At present, MDEX has deployed HECO and BSC ecology and successfully landed on 23 exchanges such as Huobi Global, Binance,, M XC, etc.; MDEX ecological fund has invested in O3, Coinwind, Westater, Filda, Booster, Converter, Syn Open Leverage and many other high-quality projects.

Combinability and innovation are important factors driving the development of DeFi. In the future, MDEX will deepen the trading link and continue to provide users with a more efficient, convenient and free trading experience. Not only will the liquidity optimization protocol be launched to significantly improve the efficiency of capital utilization, but also the cross-chain trading function will be launched to realize the value transfer of multi-chain networks, and the innovative trading interface and order book will be launched to upgrade the user trading experience.

Trading is the core of DeFi’s value, but it is by no means the end of DeFi’s world. Therefore, MDEX will also expand its ecological map horizontally, build more innovative products and create more value. MDEX will implement the M-USD plan to release unlimited liquidity; it will also implement the M-MEX plan to create a one-stop solution for derivatives and gradually launch a series of innovative derivatives such as leveraged trading, option trading and prediction market; in addition, MDEX will also implement the M- LEAGUE plan to create a new Defi ecology, and a series of support programs such as IMO, MDEX Foundation, and M-Accelerator for start-up projects will be mentioned with higher priority.
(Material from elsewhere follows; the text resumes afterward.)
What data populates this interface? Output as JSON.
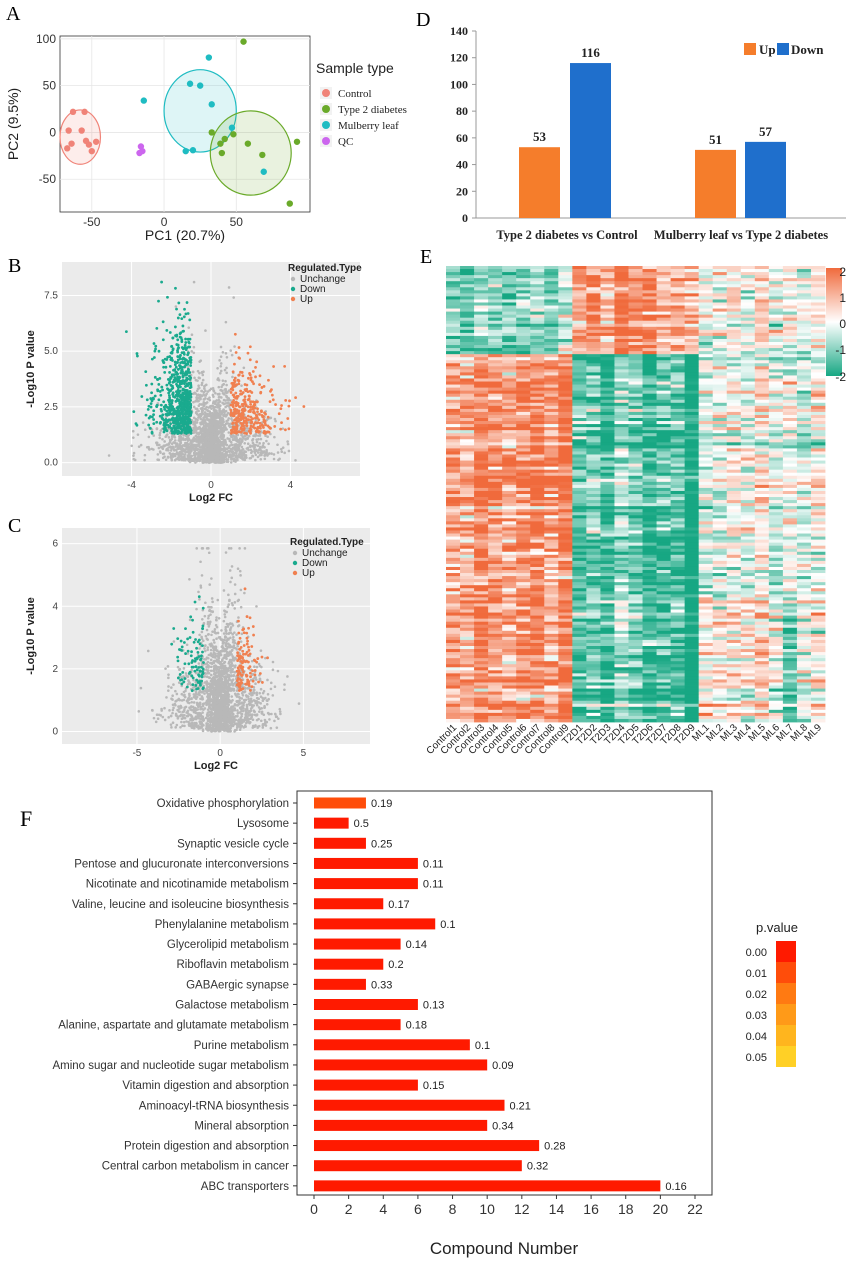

MDX owners are the most loyal builders of MDEX, and MDX will all be the only core pass of MDEX ecology, and the only beneficiary of all the growth dividends of MDEX. In the next version, MDEX will land the DAO plan to return all the power to the community, the board member election plan will be launched, MDX vote to elect 21 super directors, board members can enjoy the power to initiate proposals and get high income dividends, and users can vote through MDX to participate in governance and get the corresponding rewards. Secondly, MDEX will open a long-term lock-in plan, allowing core supporters to reap great rewards. Finally, MDEX will also empower more product income to share MDEX growth dividends, and any product income MDEX will use to give back to MDX holders through rewards / buyback destruction, etc.